The Millenials Go to College

On February 17, 2006, Richard Sweeney, NJIT University Librarian, will be the featured speaker in the NJEDge.Net DLAAB Faculty Colloquium : How Does the Millennial Generation Differ from Other Generations at the Same Age?

They already know that they don't want to work or play like their parents generation. They are called the Millennials, Gen Y, Next Gen, Echo Boomers. They use information, and learn, differently.

They were born between 1979 and 1994, and they are the largest generation since the Boomers (1946 to 1964). Millennials currently crowd our colleges and universities, both because they are a larger generation and because more of them are going to college than ever before.

Playing with iPods and surfing the Web are second nature to so-called Millennials. They have short attention spans and multitask constantly. They see themselves as consumers who "want to learn only what they have to learn" in "a style that is best for them" -- and that usually does not mean listening to a professor lecture. They prefer to use Weblogs and video games, and to collaborate with other students.

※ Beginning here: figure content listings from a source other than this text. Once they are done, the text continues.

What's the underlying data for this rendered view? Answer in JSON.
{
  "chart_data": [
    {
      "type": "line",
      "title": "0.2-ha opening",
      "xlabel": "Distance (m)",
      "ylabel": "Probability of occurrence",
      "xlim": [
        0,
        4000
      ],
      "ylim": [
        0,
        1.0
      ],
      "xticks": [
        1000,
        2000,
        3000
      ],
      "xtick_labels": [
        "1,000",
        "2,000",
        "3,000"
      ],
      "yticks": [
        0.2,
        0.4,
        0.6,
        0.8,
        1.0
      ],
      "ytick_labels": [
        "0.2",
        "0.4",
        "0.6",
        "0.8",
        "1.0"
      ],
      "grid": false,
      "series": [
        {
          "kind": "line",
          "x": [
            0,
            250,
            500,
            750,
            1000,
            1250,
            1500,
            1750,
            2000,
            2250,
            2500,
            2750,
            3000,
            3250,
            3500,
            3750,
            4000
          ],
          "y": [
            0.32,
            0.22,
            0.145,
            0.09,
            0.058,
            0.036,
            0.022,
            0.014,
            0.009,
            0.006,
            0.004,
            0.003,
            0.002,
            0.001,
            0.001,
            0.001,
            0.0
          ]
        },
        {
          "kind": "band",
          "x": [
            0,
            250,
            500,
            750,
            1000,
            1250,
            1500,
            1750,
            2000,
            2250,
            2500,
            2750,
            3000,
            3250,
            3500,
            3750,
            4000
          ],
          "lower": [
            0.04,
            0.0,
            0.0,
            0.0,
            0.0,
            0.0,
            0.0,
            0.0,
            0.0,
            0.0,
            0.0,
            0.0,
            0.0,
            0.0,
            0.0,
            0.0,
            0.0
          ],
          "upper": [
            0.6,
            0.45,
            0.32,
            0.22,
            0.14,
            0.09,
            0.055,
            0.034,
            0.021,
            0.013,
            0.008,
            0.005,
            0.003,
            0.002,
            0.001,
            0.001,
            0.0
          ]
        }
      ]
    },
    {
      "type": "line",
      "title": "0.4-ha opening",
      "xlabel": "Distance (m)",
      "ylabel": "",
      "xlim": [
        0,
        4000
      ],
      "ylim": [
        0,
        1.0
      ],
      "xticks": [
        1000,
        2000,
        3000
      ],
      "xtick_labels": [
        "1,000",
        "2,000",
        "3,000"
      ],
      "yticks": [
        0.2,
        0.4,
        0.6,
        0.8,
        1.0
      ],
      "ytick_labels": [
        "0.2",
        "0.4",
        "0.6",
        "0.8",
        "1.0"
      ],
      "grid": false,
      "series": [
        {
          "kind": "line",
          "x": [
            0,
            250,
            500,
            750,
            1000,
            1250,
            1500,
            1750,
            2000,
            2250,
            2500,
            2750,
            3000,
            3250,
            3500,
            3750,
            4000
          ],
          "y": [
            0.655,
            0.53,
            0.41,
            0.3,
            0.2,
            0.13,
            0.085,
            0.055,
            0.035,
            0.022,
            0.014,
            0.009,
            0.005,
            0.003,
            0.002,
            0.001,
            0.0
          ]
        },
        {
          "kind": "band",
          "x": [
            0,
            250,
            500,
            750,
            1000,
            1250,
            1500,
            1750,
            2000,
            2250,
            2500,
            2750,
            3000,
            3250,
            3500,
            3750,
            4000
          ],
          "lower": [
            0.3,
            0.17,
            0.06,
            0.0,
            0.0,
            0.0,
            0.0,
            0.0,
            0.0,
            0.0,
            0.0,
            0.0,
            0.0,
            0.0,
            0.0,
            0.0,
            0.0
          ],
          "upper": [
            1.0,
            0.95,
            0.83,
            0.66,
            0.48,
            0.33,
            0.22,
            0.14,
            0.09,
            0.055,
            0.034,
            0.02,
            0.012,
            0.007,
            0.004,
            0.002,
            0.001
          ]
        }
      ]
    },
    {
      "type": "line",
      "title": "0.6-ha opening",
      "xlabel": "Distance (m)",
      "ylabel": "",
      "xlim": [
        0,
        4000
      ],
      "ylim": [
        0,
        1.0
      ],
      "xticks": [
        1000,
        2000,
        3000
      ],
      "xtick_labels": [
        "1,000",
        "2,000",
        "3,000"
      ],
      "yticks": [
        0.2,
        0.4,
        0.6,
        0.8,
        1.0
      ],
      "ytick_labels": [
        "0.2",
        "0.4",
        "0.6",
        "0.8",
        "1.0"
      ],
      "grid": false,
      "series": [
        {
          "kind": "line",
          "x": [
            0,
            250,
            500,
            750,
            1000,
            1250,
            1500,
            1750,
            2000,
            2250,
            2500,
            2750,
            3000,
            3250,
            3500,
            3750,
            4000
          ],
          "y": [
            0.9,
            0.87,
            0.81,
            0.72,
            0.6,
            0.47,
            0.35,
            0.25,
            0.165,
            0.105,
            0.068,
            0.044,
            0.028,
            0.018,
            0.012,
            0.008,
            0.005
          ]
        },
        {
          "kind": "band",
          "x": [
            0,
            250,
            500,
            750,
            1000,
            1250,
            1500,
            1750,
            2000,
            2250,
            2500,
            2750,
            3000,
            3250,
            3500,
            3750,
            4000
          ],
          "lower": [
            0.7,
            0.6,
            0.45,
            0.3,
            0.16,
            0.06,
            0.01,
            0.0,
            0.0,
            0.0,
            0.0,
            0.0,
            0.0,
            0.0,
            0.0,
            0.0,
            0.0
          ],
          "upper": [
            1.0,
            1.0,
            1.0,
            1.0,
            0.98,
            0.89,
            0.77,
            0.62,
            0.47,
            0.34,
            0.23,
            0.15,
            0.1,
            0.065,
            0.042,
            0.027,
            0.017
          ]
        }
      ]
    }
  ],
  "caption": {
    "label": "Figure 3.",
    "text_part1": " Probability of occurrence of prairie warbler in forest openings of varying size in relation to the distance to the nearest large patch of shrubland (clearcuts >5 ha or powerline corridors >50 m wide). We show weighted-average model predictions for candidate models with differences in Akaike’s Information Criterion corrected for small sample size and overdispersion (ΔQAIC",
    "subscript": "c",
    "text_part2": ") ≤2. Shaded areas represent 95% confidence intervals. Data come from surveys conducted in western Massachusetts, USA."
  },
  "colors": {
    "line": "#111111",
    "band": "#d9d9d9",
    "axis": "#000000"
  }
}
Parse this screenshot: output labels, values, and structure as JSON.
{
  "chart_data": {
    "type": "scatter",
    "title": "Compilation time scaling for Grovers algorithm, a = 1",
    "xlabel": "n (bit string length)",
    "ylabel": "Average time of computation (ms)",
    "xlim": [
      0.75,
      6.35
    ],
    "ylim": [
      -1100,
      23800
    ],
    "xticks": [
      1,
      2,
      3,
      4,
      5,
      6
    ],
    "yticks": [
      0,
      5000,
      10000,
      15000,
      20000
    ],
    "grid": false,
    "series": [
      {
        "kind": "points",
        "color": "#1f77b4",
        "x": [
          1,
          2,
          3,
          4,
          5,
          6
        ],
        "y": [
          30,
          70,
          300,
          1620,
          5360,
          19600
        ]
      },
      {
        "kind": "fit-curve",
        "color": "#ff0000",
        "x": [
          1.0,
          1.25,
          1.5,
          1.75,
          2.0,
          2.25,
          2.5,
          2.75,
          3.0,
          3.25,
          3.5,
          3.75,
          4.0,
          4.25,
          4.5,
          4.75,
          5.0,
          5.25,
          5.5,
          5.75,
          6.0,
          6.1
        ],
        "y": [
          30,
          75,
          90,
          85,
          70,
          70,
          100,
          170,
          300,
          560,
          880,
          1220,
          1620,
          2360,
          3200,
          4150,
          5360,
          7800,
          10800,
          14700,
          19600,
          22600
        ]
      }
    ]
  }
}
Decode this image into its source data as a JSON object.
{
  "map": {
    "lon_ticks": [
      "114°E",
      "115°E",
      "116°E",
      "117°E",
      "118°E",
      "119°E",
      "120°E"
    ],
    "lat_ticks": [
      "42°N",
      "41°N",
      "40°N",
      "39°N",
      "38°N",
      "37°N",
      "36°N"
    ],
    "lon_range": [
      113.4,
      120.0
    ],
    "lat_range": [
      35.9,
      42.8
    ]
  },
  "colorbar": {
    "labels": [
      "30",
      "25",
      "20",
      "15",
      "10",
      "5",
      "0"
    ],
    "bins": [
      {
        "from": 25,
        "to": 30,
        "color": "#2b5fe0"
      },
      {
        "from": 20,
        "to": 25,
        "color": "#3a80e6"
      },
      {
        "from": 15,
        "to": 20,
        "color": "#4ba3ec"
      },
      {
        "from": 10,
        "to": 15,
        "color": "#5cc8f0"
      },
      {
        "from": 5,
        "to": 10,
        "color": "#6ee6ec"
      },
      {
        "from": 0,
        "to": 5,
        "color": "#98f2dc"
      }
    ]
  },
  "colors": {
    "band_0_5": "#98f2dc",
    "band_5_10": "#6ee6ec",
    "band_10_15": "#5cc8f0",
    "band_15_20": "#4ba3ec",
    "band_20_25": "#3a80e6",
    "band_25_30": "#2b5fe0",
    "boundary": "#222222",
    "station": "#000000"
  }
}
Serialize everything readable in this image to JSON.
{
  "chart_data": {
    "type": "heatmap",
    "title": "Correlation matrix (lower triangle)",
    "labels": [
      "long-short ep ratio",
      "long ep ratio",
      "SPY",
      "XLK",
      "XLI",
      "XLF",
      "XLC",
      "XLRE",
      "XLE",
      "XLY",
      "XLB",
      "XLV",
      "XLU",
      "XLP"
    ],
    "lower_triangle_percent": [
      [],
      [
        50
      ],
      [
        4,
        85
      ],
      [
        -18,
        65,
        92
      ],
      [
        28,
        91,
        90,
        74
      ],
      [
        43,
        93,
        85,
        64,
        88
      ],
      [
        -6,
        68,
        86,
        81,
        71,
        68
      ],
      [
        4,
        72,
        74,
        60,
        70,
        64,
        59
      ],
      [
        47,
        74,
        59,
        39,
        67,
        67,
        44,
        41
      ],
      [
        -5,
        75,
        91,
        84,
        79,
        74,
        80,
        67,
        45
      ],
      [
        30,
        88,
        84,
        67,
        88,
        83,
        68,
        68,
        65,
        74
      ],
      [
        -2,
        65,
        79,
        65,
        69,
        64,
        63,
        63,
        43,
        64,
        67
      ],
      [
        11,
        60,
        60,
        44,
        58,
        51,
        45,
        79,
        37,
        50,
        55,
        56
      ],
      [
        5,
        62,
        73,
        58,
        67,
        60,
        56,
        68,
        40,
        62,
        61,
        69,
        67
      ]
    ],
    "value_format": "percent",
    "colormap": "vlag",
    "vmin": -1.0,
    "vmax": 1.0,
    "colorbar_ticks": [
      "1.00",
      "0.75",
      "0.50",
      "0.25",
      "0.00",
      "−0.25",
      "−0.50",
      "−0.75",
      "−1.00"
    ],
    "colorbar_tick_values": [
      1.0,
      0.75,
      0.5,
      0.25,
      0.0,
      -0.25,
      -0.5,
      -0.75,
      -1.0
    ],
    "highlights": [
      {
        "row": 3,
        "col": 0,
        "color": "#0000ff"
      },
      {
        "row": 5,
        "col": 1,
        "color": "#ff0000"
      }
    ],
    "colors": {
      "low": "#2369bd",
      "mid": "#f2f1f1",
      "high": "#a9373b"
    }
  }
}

Critics, such as Naomi Baron, a linguistics professor at American University, say parents and teachers have helped produce those traits in today's students by pandering to them -- encouraging them to spend time with electronic media, for example, and emphasizing their right to express themselves over the skills they need to express themselves well. They need to learn how to think through problems on their own, she says, and that requires time for quiet contemplation.

How -- and how much -- should colleges change to adapt to this new generation? And how different are Millennials, really, from the students who preceded them?

Millennial researcher, Richard Sweeney, will discuss how Millennials differ from generations before them at the same age and explore the implications for colleges and universities.

Mr. Sweeney will then pose questions to a live panel of Millennials videoconferencing from three different NJ colleges/universities, as he attempts to confirm and expand on this research. Audience participants at all sites will be given an opportunity to ask their own questions of the panel.

Richard T. Sweeney has been university librarian at the New Jersey Institute of Technology for 10 years. Before that, he directed the library at Polytechnic University, in Brooklyn, N.Y., and directed public libraries in Michigan, New Jersey, and Ohio. He speaks frequently about the Millennial generation at conferences for groups such as the American Library Association and the Association of College and Research Libraries. He also consults for libraries on how to accommodate the new generation.

On Friday, Feb. 17, 2:00pm - 4:00pm, Rich will be presenting live at NJIT (GITC room 1400) and during the program he will be videoconferencing with students and observers at the County College of Morris, Mercer County College and Ramapo College.